KSAL Staff - July 25, 2016 8:00 am
MAC STEVENSON LIVES IN SALINA, AND WRITES A WEEKLY COLUMN FOR OVER TEN NEWSPAPERS IN KANSAS
The Kansas City Royals’ hitters swing at more pitches that are well out of the strike zone than any other team in Major League Baseball. And this lack of focus and concentration has been a major weakness of Royals’ baseball ever since Ned Yost became manager.
This is a disastrous flaw; it’s not just one or two players, almost all of KC’s hitters are guilty. But the everyday players who are the most flagrant offenders are Alcides Escobar, Eric Hosmer, Salvy Perez, Kendrys Morales, and Alex Gordon. That’s five of nine regulars who consistently refuse to be selective on which pitches they try to hit. Royals’ hitters let pitches go that are right down the middle and then strike out swinging at balls they can’t even reach.
Yost sits in the dugout—looking like a wooden statue—and watches the hitters get themselves out time after time by swinging at bad pitches. He never even changes his expression.
Yost and his hitting coach, Dave Sveum, need to do away with the nice- guy persona and start chewing on these Royals’ hitters who are not performing like professionals—it amounts to unacceptable behavior. It would be enlightening to know how pleasant the late, great Brooklyn manager Leo Durocher would have been to his players if they had developed this ridiculous approach to hitting. Durocher was known for a famous quote: “Nice guys finish last.” KC isn’t last, but they sure aren’t playing like champions and Yost and Sveum need to get in the face of the bad-ball hitters.
Kansas City isn’t going to make the playoffs; the ballclub is coming apart and there’s no answer to their dire straits. And what’s equally troubling is that many of the Royals’ key players are close to free agent status. KC’s minor league talent has declined and the future is not promising. The 2015 World Series champions are quickly becoming “old news”.
Kansas State placed an astounding four players on the Big 12’s preseason All-Big 12 defensive team. Selections were made by media representatives that cover Big 12 football.
Four Wildcats were named to the first team: defensive linemen Will Geary (Jr 6-0, 297) and Jordan Willis (Sr 6-5, 250); linebacker Elijah Lee (Jr 6-3, 218); and free safety Dante Barnett (Sr 6-1, 193). On offense, fullback Winston Dimel (So 6-1, 235) also made the first team.

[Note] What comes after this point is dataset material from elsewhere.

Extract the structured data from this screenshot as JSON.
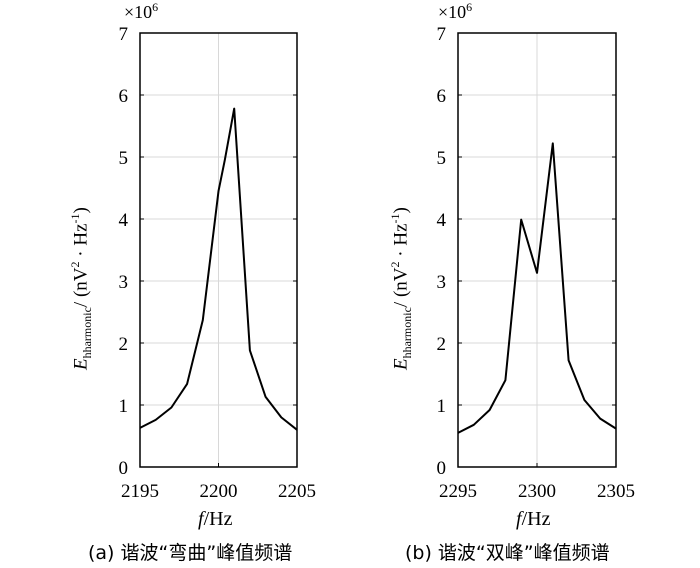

K-State had a substandard 2015 season (6-7) and an inept defense, not up to the standards established by Coach Bill Snyder during his long tenure at Kansas State. But that didn’t keep the people who should know from picking four Wildcats on the first-team defense for 2016. K-State’s defense has the talent to be greatly improved this fall.
Preseason media polls don’t always prove to be an accurate forecast of what’s going to happen; nevertheless, Kansas State fans are justifiably encouraged by the prospect of a quality Big 12 defensive unit. Fall practice begins on August 4 for the Wildcats.
Kansas University begins fall practice and their second season under Coach David Beaty on August 2. Progress for a program that was so down when Beaty took over is gradual at best, but the Jayhawks will be better in 2016.
Quarterback is at the top of the list of most important individual positions; however, the offensive line is the main unit. In 2015 Beaty had to play inexperienced true freshmen and sophomores who had redshirted—the result was a substandard OL.
This fall KU will field an improved OL—how much better than 2015 remains to be seen. The preseason depth chart for starters includes the following: LT Jordan Shelley-Smith (Sr 6-5, 302), LG Jacob Bragg (So 6-4, 291), C Joe Gibson (Jr 6-3, 310), RG D’Andre Banks (Sr 6-3, 310), RT Clyde McCauley III (So 6-5, 307), and TE Ben Johnson (Jr 6-5, 245). One of the top backups for either tackle slot is Larry Hughes (So 6-7, 309).
OL coach Zach Yenser thinks his unit will be improved, but he said, “We’re still young and we’ve still got a long way to go.” That’s undoubtedly true, but the OL is not as young as 2015 and they don’t have as far to go.
Quality depth is the major issue up and down KU’s lineup, but it’s most important on the offensive line. This season’s starters have some maturity and experience and talent, but what about the reserves in case of injuries? The guess here is that Kansas will show more improvement on the OL than any other position group. But all predictions about KU football must include the following caveat: “if” numerous injuries don’t occur.
The college season is close and thankfully the players don’t swing at bad pitches on the football field.